On Tue, 26 Mar 2019 at 08:57, Jonathan Wakely <jwakely@fedoraproject.org> wrote:
[..] 
>What does this 42 means in this case? It means that during whole gcc build
>are repeated 42 times some subset of *autoconf tests*. How it was possible
>to loose that?!? 🤔
>gcc is quite monolithic and it should have only one configure.ac. Yes,

Why?

Really?
Really do you want me to answer on the question "why there is no any sense repeat 42 times some tests on the source code configuration stage?" ??
The GCC tree contains lots of quite separate subsystems, which are
maintained semi-independently by different groups of people. It makes
sense for me to maintain libstdc++-v3/configure.ac and
libstdc++-v3/acinclude.m4 without worrying how my changes affect the
rest of the tree.

Decades ago on the begging of the gcc development it was only handful developers around which been able to build gcc because compiler it is still not easy piece of the code to build.
To help in that process and to minimise those less skilled people mistakes decision about inclusion of the other projects code into gcc tree has been made. It was really long time ago an in mean time many tools around gcc has been developed to guarantee that exact libraries or tools would be present in for example gcc build environment.
Best example: pkgconfig.
However gcc is like some time capsule and preserved that initial state quite well straight in the code.
Seems like you do not understand the impact of the fact that some parts of the gcc code are older than some people reading this list today.

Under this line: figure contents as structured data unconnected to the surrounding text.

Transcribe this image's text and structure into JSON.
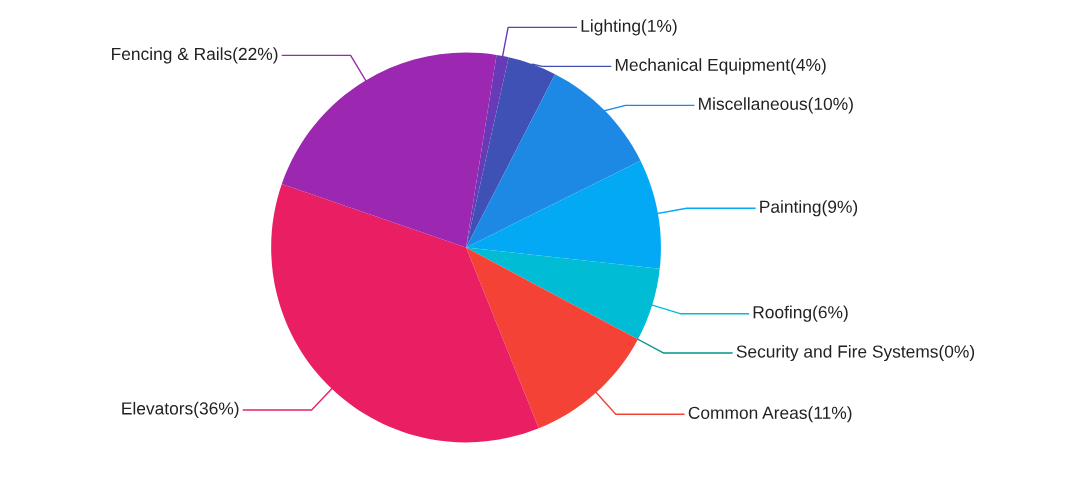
{
  "chart_data": {
    "type": "pie",
    "categories": [
      "Lighting",
      "Mechanical Equipment",
      "Miscellaneous",
      "Painting",
      "Roofing",
      "Security and Fire Systems",
      "Common Areas",
      "Elevators",
      "Fencing & Rails"
    ],
    "values": [
      1,
      4,
      10,
      9,
      6,
      0,
      11,
      36,
      22
    ],
    "value_labels": [
      "(1%)",
      "(4%)",
      "(10%)",
      "(9%)",
      "(6%)",
      "(0%)",
      "(11%)",
      "(36%)",
      "(22%)"
    ],
    "colors": [
      "#673ab7",
      "#3f51b5",
      "#1e88e5",
      "#03a9f4",
      "#00bcd4",
      "#009688",
      "#f44336",
      "#e91e63",
      "#9c27b0"
    ],
    "legend": false
  }
}
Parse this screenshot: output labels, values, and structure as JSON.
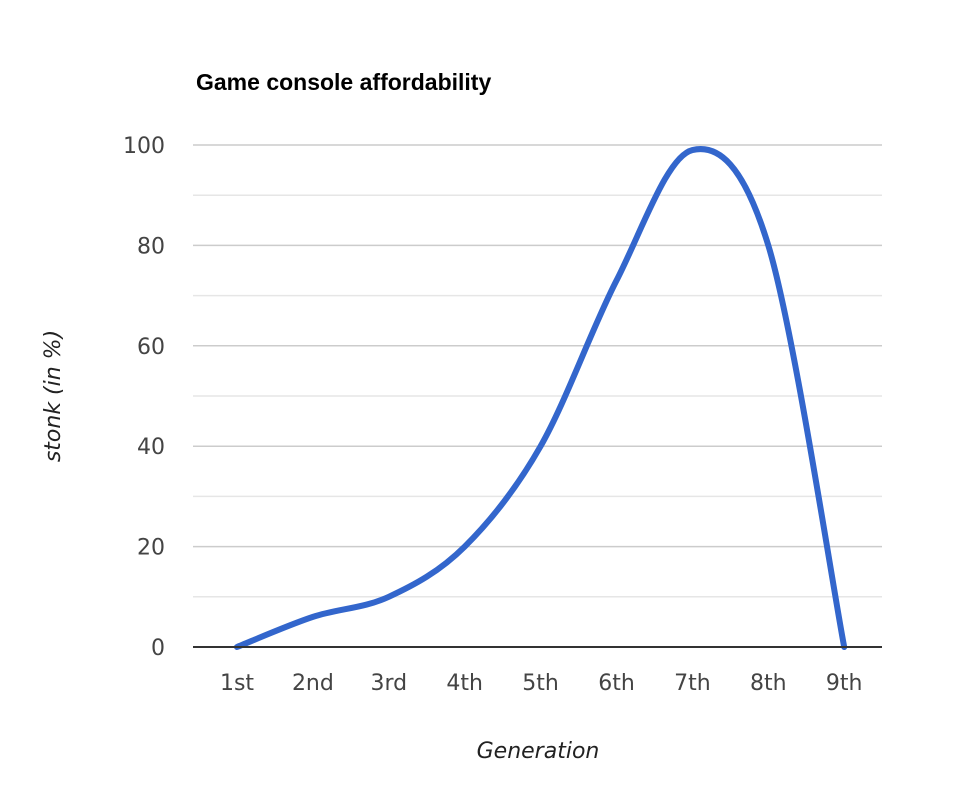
{
  "chart_data": {
    "type": "line",
    "title": "Game console affordability",
    "xlabel": "Generation",
    "ylabel": "stonk (in %)",
    "categories": [
      "1st",
      "2nd",
      "3rd",
      "4th",
      "5th",
      "6th",
      "7th",
      "8th",
      "9th"
    ],
    "series": [
      {
        "values": [
          0,
          6,
          10,
          20,
          40,
          73,
          99,
          80,
          0
        ]
      }
    ],
    "ylim": [
      0,
      100
    ],
    "yticks": [
      0,
      20,
      40,
      60,
      80,
      100
    ],
    "ytick_labels": [
      "0",
      "20",
      "40",
      "60",
      "80",
      "100"
    ],
    "minor_gridlines": true,
    "grid": true,
    "legend": "none",
    "smooth": true,
    "colors": {
      "line": "#3366cc",
      "grid_major": "#cccccc",
      "grid_minor": "#e6e6e6",
      "baseline": "#333333"
    }
  }
}
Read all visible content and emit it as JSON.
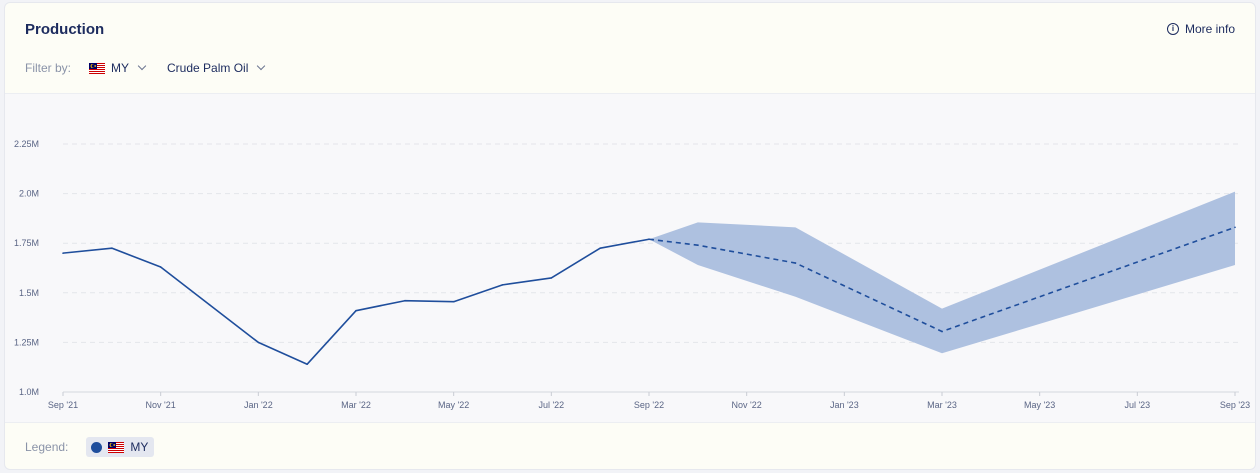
{
  "header": {
    "title": "Production",
    "more_info_label": "More info",
    "info_icon": "info-icon"
  },
  "filters": {
    "label": "Filter by:",
    "country": {
      "flag_icon": "malaysia-flag-icon",
      "value": "MY"
    },
    "commodity": {
      "value": "Crude Palm Oil"
    }
  },
  "legend": {
    "label": "Legend:",
    "items": [
      {
        "name": "MY",
        "flag_icon": "malaysia-flag-icon",
        "color": "#1f4e9c"
      }
    ]
  },
  "colors": {
    "line": "#1f4e9c",
    "band": "#aec1e0",
    "grid": "#e3e5ea",
    "axis_text": "#5a6585"
  },
  "chart_data": {
    "type": "line",
    "x_ticks": [
      "Sep '21",
      "Nov '21",
      "Jan '22",
      "Mar '22",
      "May '22",
      "Jul '22",
      "Sep '22",
      "Nov '22",
      "Jan '23",
      "Mar '23",
      "May '23",
      "Jul '23",
      "Sep '23"
    ],
    "y_ticks": [
      "1.0M",
      "1.25M",
      "1.5M",
      "1.75M",
      "2.0M",
      "2.25M"
    ],
    "ylim": [
      1000000,
      2250000
    ],
    "grid": true,
    "series": [
      {
        "name": "MY",
        "style": "solid",
        "x": [
          "2021-09",
          "2021-10",
          "2021-11",
          "2021-12",
          "2022-01",
          "2022-02",
          "2022-03",
          "2022-04",
          "2022-05",
          "2022-06",
          "2022-07",
          "2022-08",
          "2022-09"
        ],
        "values": [
          1700000,
          1725000,
          1630000,
          1440000,
          1250000,
          1140000,
          1410000,
          1460000,
          1455000,
          1540000,
          1575000,
          1725000,
          1770000
        ]
      },
      {
        "name": "MY",
        "style": "dashed",
        "x": [
          "2022-09",
          "2022-10",
          "2022-12",
          "2023-03",
          "2023-09"
        ],
        "values": [
          1770000,
          1740000,
          1650000,
          1305000,
          1830000
        ]
      }
    ],
    "band": {
      "x": [
        "2022-09",
        "2022-10",
        "2022-12",
        "2023-03",
        "2023-09"
      ],
      "upper": [
        1770000,
        1855000,
        1830000,
        1420000,
        2010000
      ],
      "lower": [
        1770000,
        1640000,
        1480000,
        1195000,
        1640000
      ]
    }
  }
}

As same as not keeping in po/ directories .pot files is not helping translators the same is with including other project code is not today helping in gcc development process. gcc as the project bottleneck is on those few people who are gcc maintainers. Maintaining code of those inclusions eats part of that precious man/hour resources.
Everything else can be scaled horizontally.

People like Jakub are thinking that they are helping other people (and by this saving some resources) by spending time on updating and committing .pot files changes, and as well syncing other projects code in gcc tree and they are right .. they are only thinking that it is still truth.
If may I one more time quote one of my beloved Latin sentences: "errare humanum est perseverare autem diabolicum".
Which can be translated to "to err is human, but to persist in error (out of pride) is diabolical".

All about I'm asking is just wake up and look around because few things have changed in last decades.
Consequence of those separations will be that some source code configurations test will be repeated .. so "do we need faster /bin/sh or not?" (if moving to meson would be to difficult).

Look on clang/llvm. People maintaining those projects already divided some nonpolitical trees and they are keeping some parts separately. The same was with Xorg.
So are those Xorg or clang developers are wrong about dividing and deliberately forcing to repeat many times some configuration stage tests?

Answer on that question is "No, they are not" because chance to have situation that some of those (sub)projects tests  will be executed in parallel on some well designed packages build machinery are now quite high.

Simple sometimes on solving some issues trying to crush them in straight confrontation is not the best way to win.
Current gcc state in many areas are really bad because within nonpolitical tree some separations already have been made which make whole build process not scaleable. This is quite easy to spot on that graph which I've decided to post here. In other words gcc source code tree is already in some "brain split" state between be nonpolitical tree and something which is not.
This not my decision about which one model for gcc should be chosen.
What worries me id that I can only bet that some decisions about internal separations within gcc tree had some more aesthetic than technical background/context.

As you see whole topic of the gcc has many sometimes orthogonal (sometimes not) aspects. To reach healthy state bore than few things simultaneously needs to be carefully balanced. Only part of that topic is related to /bin/sh and that part stretches waaay beyond gcc.

I'll try to hold my finger away from this topic because I think that I've already managed to put enough solid context around more than few things. If someone still do not understand what is discussed after pouring here such bucket of facts it not my problem. I've done all what I can and able to convince few people.
My understanding is that now it is more or less only matter of time to make some decisions and I'm not going to press on anyone.